Avec Hibernate, chaque requête JPQL ou Criteria produit un arbre de syntaxe abstrait (AST) avant de générer une requête SQL qui va ensuite être exécutée en base de données. Cette compilation de requête à un certain coût en ressource et c’est pour cela qu’il est mis en cache dans le queryPlanCache.

Cependant dans le cas d’une requête JPQL impliquant la clause IN, chaque requête va générer une nouvelle entrée dans le cache si le nombre de paramètres est différent. Par exemple, si j'exécute ces 2 appels :

bookRepository.getBooksById(List.of(1, 2, 3));
bookRepository.getBooksById(List.of(1, 2, 3, 4));

Il y aura deux entrées distinctes dans le queryPlanCache car cela génère respectivement ces deux requêtes SQL différentes :

SELECT b FROM Book b WHERE b.id in (:ids_0, :ids_1, :ids_2)

et

SELECT b FROM Book b WHERE b.id in (:ids_0, :ids_1, :ids_2, :ids_3)

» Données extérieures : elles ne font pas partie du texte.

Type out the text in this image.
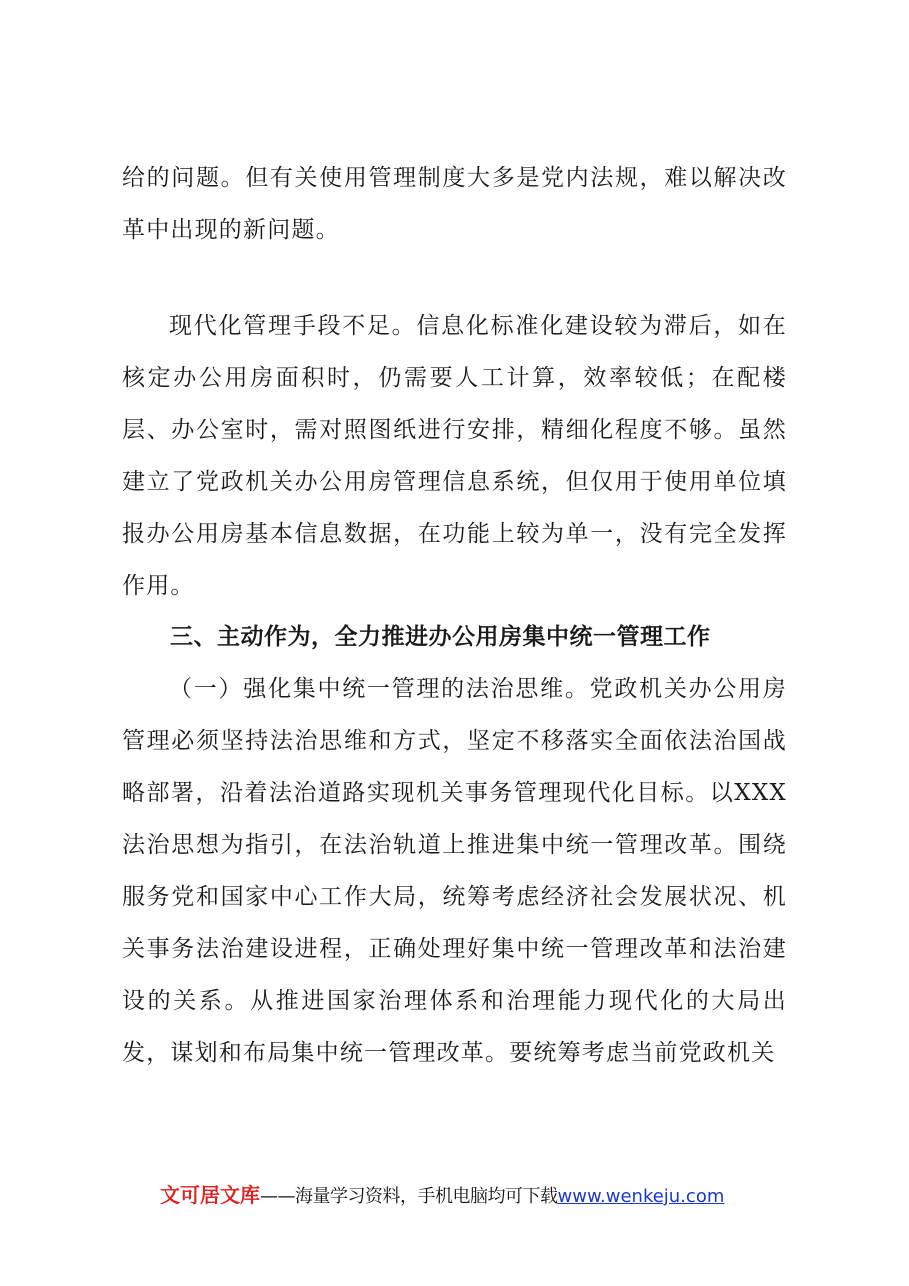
给的问题。但有关使用管理制度大多是党内法规，难以解决改革中出现的新问题。

现代化管理手段不足。信息化标准化建设较为滞后，如在核定办公用房面积时，仍需要人工计算，效率较低；在配楼层、办公室时，需对照图纸进行安排，精细化程度不够。虽然建立了党政机关办公用房管理信息系统，但仅用于使用单位填报办公用房基本信息数据，在功能上较为单一，没有完全发挥作用。

三、主动作为，全力推进办公用房集中统一管理工作

（一）强化集中统一管理的法治思维。党政机关办公用房管理必须坚持法治思维和方式，坚定不移落实全面依法治国战略部署，沿着法治道路实现机关事务管理现代化目标。以XXX法治思想为指引，在法治轨道上推进集中统一管理改革。围绕服务党和国家中心工作大局，统筹考虑经济社会发展状况、机关事务法治建设进程，正确处理好集中统一管理改革和法治建设的关系。从推进国家治理体系和治理能力现代化的大局出发，谋划和布局集中统一管理改革。要统筹考虑当前党政机关

文可居文库——海量学习资料，手机电脑均可下载www.wenkeju.com
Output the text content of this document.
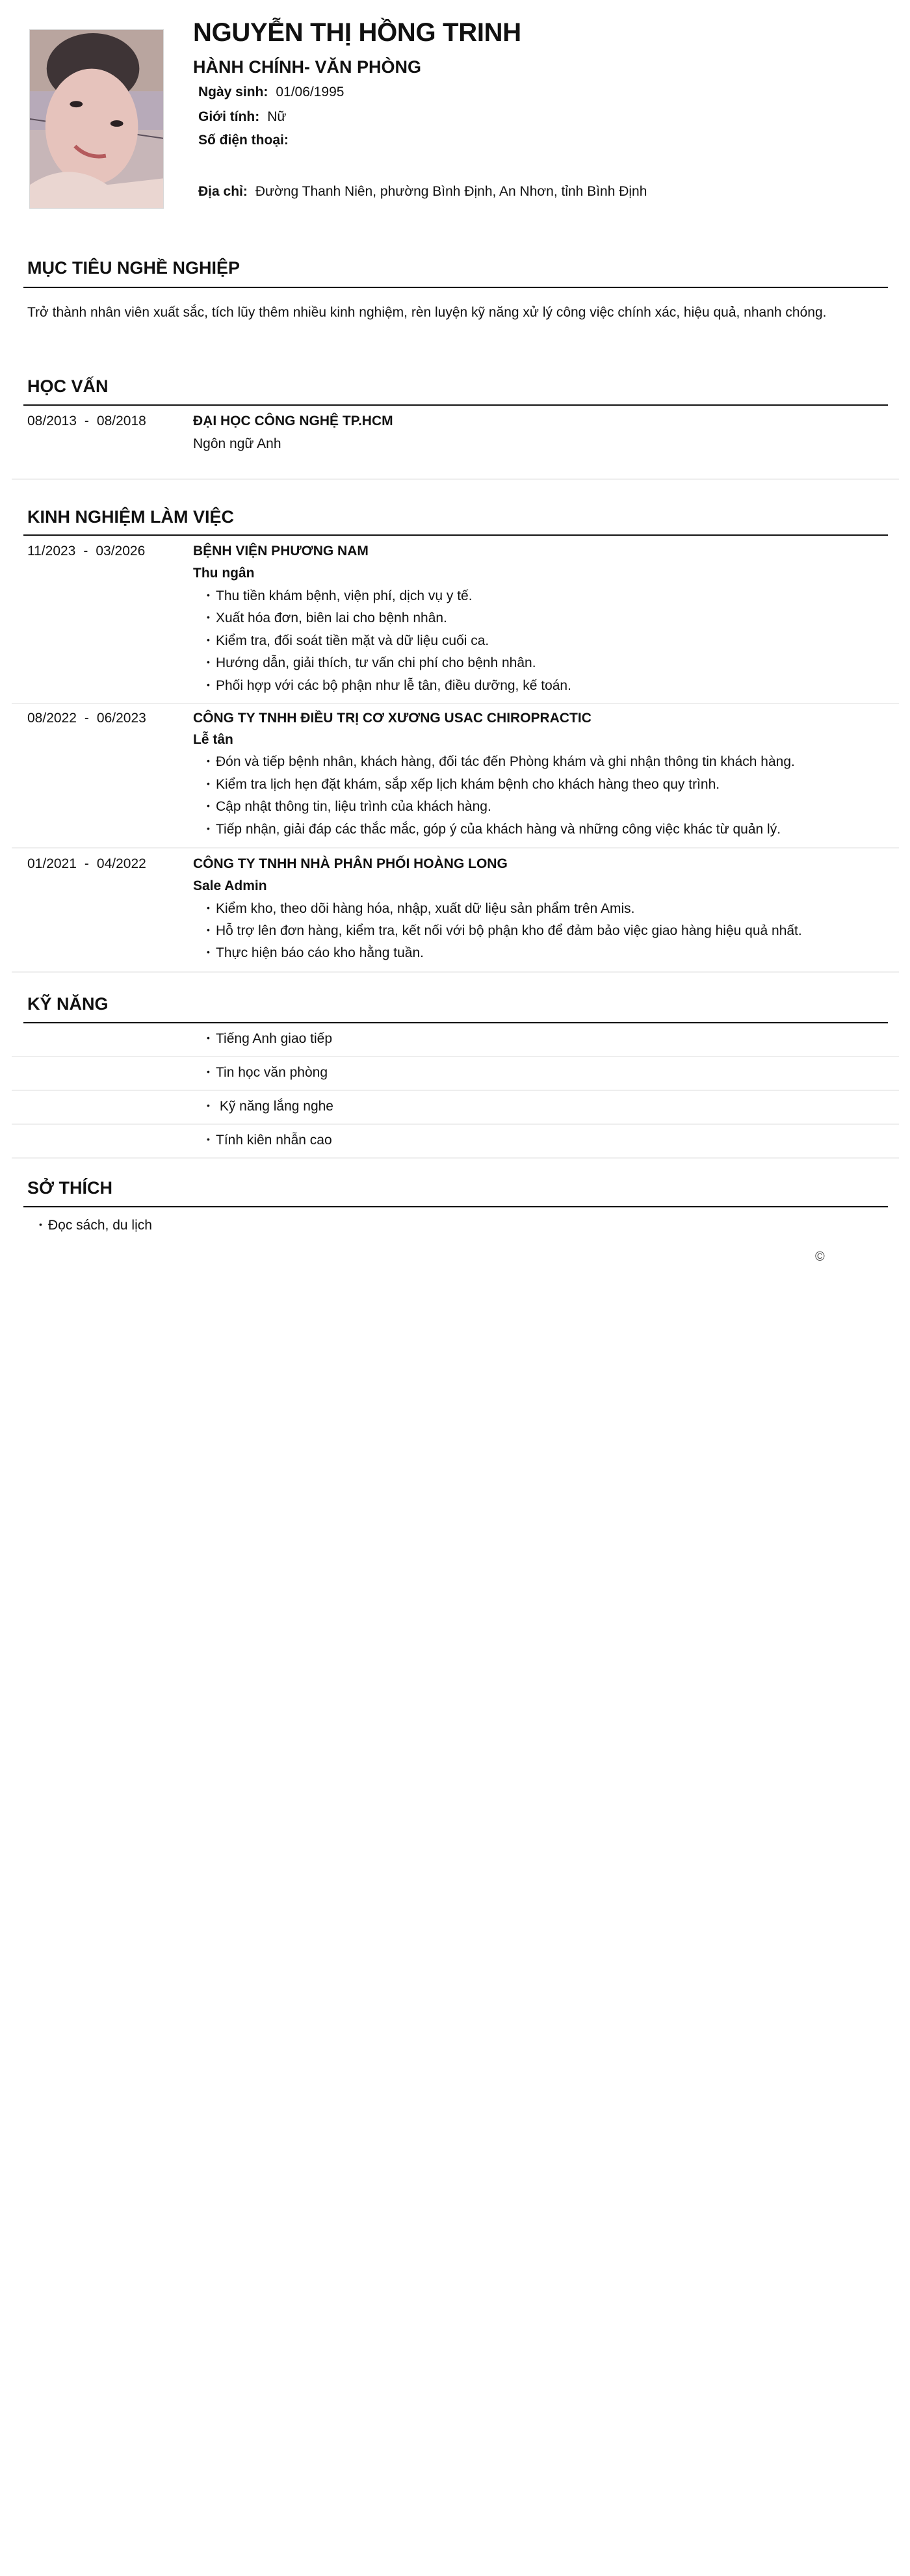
NGUYỄN THỊ HỒNG TRINH
HÀNH CHÍNH- VĂN PHÒNG
Ngày sinh: 01/06/1995
Giới tính: Nữ
Số điện thoại:
Địa chỉ: Đường Thanh Niên, phường Bình Định, An Nhơn, tỉnh Bình Định
MỤC TIÊU NGHỀ NGHIỆP
Trở thành nhân viên xuất sắc, tích lũy thêm nhiều kinh nghiệm, rèn luyện kỹ năng xử lý công việc chính xác, hiệu quả, nhanh chóng.
HỌC VẤN
08/2013 - 08/2018	ĐẠI HỌC CÔNG NGHỆ TP.HCM
Ngôn ngữ Anh
KINH NGHIỆM LÀM VIỆC
11/2023 - 03/2026	BỆNH VIỆN PHƯƠNG NAM
Thu ngân
• Thu tiền khám bệnh, viện phí, dịch vụ y tế.
• Xuất hóa đơn, biên lai cho bệnh nhân.
• Kiểm tra, đối soát tiền mặt và dữ liệu cuối ca.
• Hướng dẫn, giải thích, tư vấn chi phí cho bệnh nhân.
• Phối hợp với các bộ phận như lễ tân, điều dưỡng, kế toán.
08/2022 - 06/2023	CÔNG TY TNHH ĐIỀU TRỊ CƠ XƯƠNG USAC CHIROPRACTIC
Lễ tân
• Đón và tiếp bệnh nhân, khách hàng, đối tác đến Phòng khám và ghi nhận thông tin khách hàng.
• Kiểm tra lịch hẹn đặt khám, sắp xếp lịch khám bệnh cho khách hàng theo quy trình.
• Cập nhật thông tin, liệu trình của khách hàng.
• Tiếp nhận, giải đáp các thắc mắc, góp ý của khách hàng và những công việc khác từ quản lý.
01/2021 - 04/2022	CÔNG TY TNHH NHÀ PHÂN PHỐI HOÀNG LONG
Sale Admin
• Kiểm kho, theo dõi hàng hóa, nhập, xuất dữ liệu sản phẩm trên Amis.
• Hỗ trợ lên đơn hàng, kiểm tra, kết nối với bộ phận kho để đảm bảo việc giao hàng hiệu quả nhất.
• Thực hiện báo cáo kho hằng tuần.
KỸ NĂNG
• Tiếng Anh giao tiếp
• Tin học văn phòng
• Kỹ năng lắng nghe
• Tính kiên nhẫn cao
SỞ THÍCH
• Đọc sách, du lịch
©
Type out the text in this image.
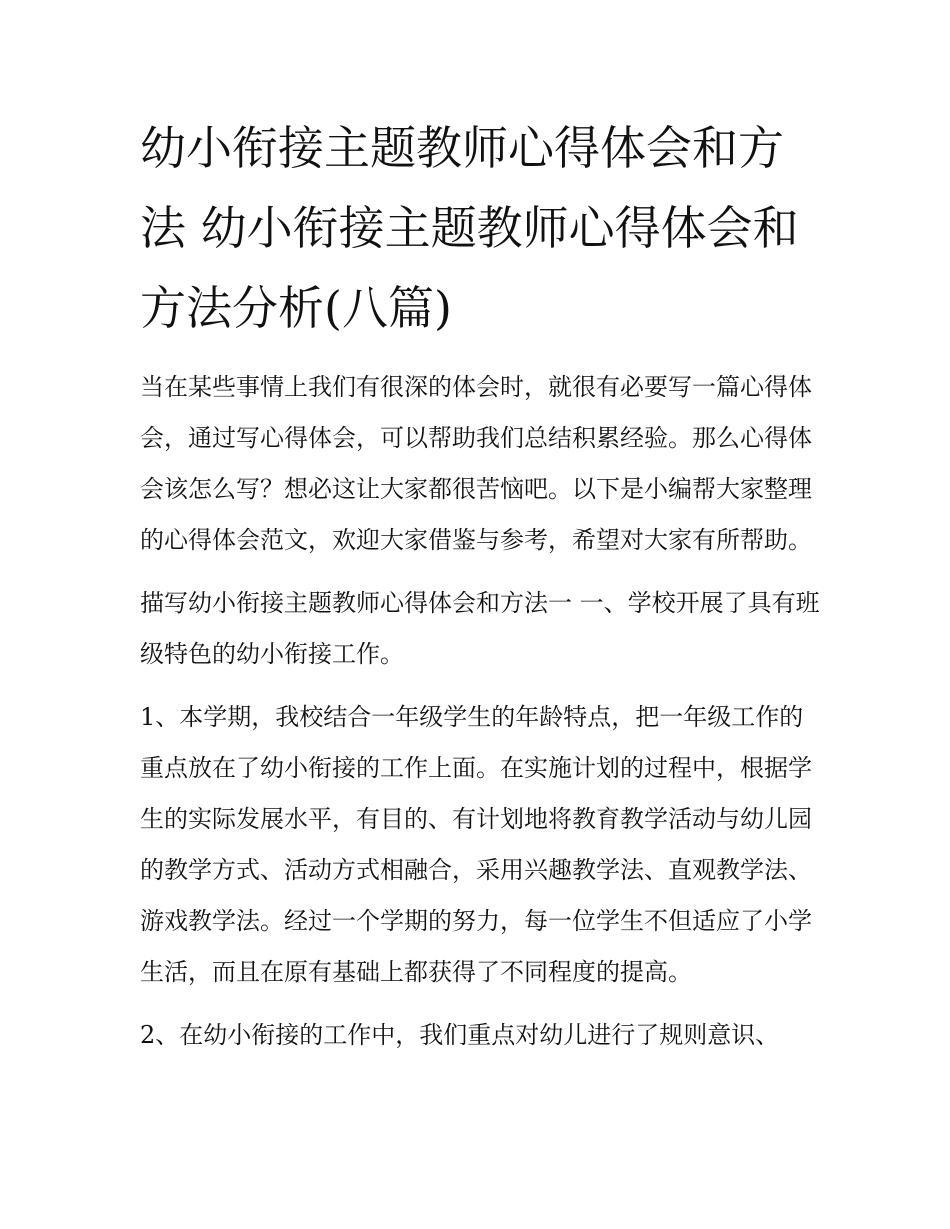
幼小衔接主题教师心得体会和方法 幼小衔接主题教师心得体会和方法分析(八篇)

当在某些事情上我们有很深的体会时，就很有必要写一篇心得体会，通过写心得体会，可以帮助我们总结积累经验。那么心得体会该怎么写？想必这让大家都很苦恼吧。以下是小编帮大家整理的心得体会范文，欢迎大家借鉴与参考，希望对大家有所帮助。

描写幼小衔接主题教师心得体会和方法一 一、学校开展了具有班级特色的幼小衔接工作。

1、本学期，我校结合一年级学生的年龄特点，把一年级工作的重点放在了幼小衔接的工作上面。在实施计划的过程中，根据学生的实际发展水平，有目的、有计划地将教育教学活动与幼儿园的教学方式、活动方式相融合，采用兴趣教学法、直观教学法、游戏教学法。经过一个学期的努力，每一位学生不但适应了小学生活，而且在原有基础上都获得了不同程度的提高。

2、在幼小衔接的工作中，我们重点对幼儿进行了规则意识、
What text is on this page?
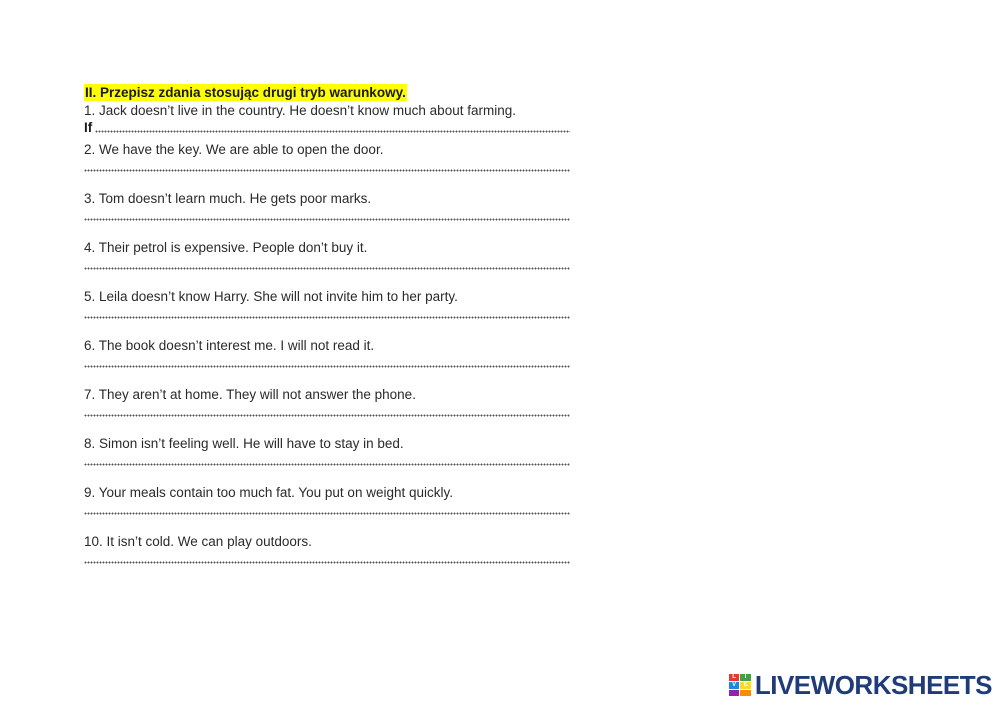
II. Przepisz zdania stosując drugi tryb warunkowy.
1. Jack doesn’t live in the country. He doesn’t know much about farming.
If
2. We have the key. We are able to open the door.
3. Tom doesn’t learn much. He gets poor marks.
4. Their petrol is expensive. People don’t buy it.
5. Leila doesn’t know Harry. She will not invite him to her party.
6. The book doesn’t interest me. I will not read it.
7. They aren’t at home. They will not answer the phone.
8. Simon isn’t feeling well. He will have to stay in bed.
9. Your meals contain too much fat. You put on weight quickly.
10. It isn’t cold. We can play outdoors.
L	I
V	E LIVEWORKSHEETS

Plusieurs solutions existent pour régler ce problème de duplication, mais la plus pertinente serait d’utiliser l’option in_clause_parameter_padding. Cette solution a aussi l’avantage d’être simple à mettre en place, il suffit de rajouter dans la configuration Hibernate :

spring.jpa.hibernate.query.in_clause_parameter_padding=true

Cette configuration va permettre dans le cas des requêtes incluant la clause IN de générer 2n paramètres et lors de l’exécution de cette requête les emplacements en “trop” sont remplis par la dernière valeur.

Par exemple :

bookRepository.getBooksById(List.of(1, 2, 3, 4, 5));

Produira la requête suivante (23):

SELECT * FROM Book b WHERE b.id in (1, 2, 3, 4, 5, 5, 5, 5);

Cependant, il faut faire attention aux limitations du pilote JDBC qui est utilisé. En effet, suivant le pilote, il peut y avoir une limite du nombre de paramètres prit en charge.

S’il existe une limite n, il faut faire attention à ne jamais dépasser 2^(log(n)-1)-1 d’arguments dans la clause IN sinon cela génère une requête dont le nombre de paramètres dépasse la taille autorisé par le pilote.

Ce problème peut être mis en évidence avec Hibernate 5 mais avec Hibernate 6, l'implémentation de la gestion du cache semble avoir été retravaillée et optimisée pour éviter de tels soucis.

Conclusion

Nous avons vu comment rechercher et remonter à l’origine d’une fuite mémoire. La réelle difficulté n’est donc pas forcément de l’identifier mais plutôt de pouvoir récupérer les données et les exploiter efficacement. Cela montre aussi à quel point il est important que les développeurs connaissent et maîtrisent à minima les divers frameworks et librairies qu’ils exploitent.